Discussion in 'Spirituality/Worship' started by Michell, Feb 26, 2003.

  1. Michell

    Michell New Member

    I feel really awful inside. I cry out to God and pray and read scripture, go to church, just be still and wait before Him. But I have so much ongoing sadness and pain inside. It feels black and lonely and life is not as meaningful as I think He would like for it to be. My entire life has been hard mostly, with a few good times, and I just want to feel good emotionally and even physically again. I'll take just the emotional for now. The good times seem so very far away. This season of hardship is so long. I know life is hard, but I feel like I deserve a break. I hesitate saying that though, because God is so good to me, so much more could go wrong. But I can't help how I feel. He used to 'show up' in special ways to show His love. Faith is there, and I know He's there, but it seems like I have been asking and asking for so long for Him to help me. March 3rd is my 10 year born again Christian anniversary and I hate to reach it feeling like I have for months and months. Maybe underneath it all He's changing me, scraping out the bowl, refining~again and again. But I am used to seeing results and encrouragement more often along the way. I ask for your prayers. I really really need them. My mind is struggling, my heart is heavy, my body hurts and I don't know how much more I can take.
    Thank you for listening
    michell
  2. sweetiepie

    sweetiepie New Member

    Heavenly Father, I thank You for leading Michell to us. I ask that You gift her with Your grace and peace. Please show her that Your love has no bounds and guide her from the dark place she is inhabiting. Your glory and Your never ending love is needed for Your child Michell. I pray that You may fill her with hope and joy. In Your awesome name, I pray this to You. Amen.
  3. Michell

    Michell New Member

    I just wanted to say thank you.
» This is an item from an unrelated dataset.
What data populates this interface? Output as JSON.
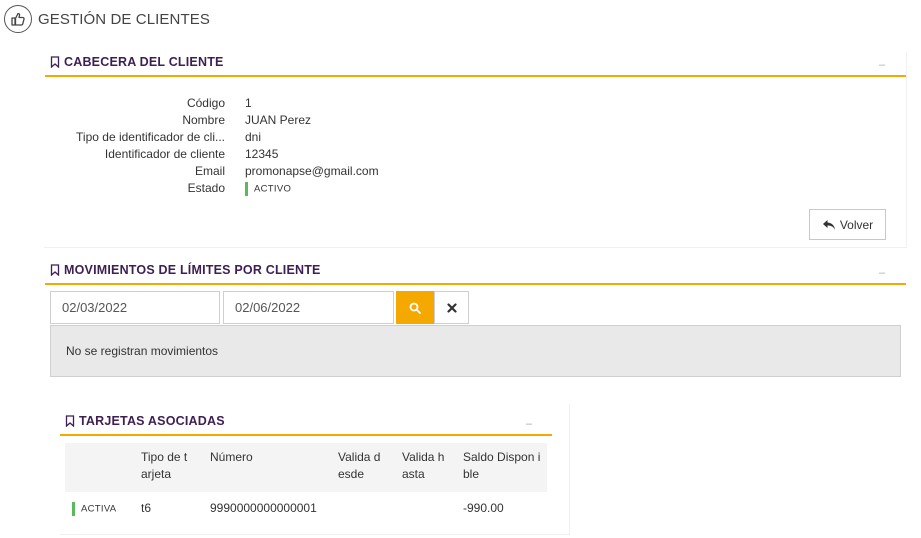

Please continue to pray if you think of it. I appreciate your taking the time to comfort me. love, michell
  4. Revella

    Revella New Member

    life does get dark and dreary sometimes. That's because Satan wants to steal the joy of your salvation. I think when he gets us down, and believe me I understand being down, that he gets so excited. But even though he wants us to be miserable, we can overcome him through faith in God. God doesn't always answer the way and time that we want Him to, but he always answers. Sometimes the answer is wait.
    We will be praying for your peace and an uplifting of your spirit.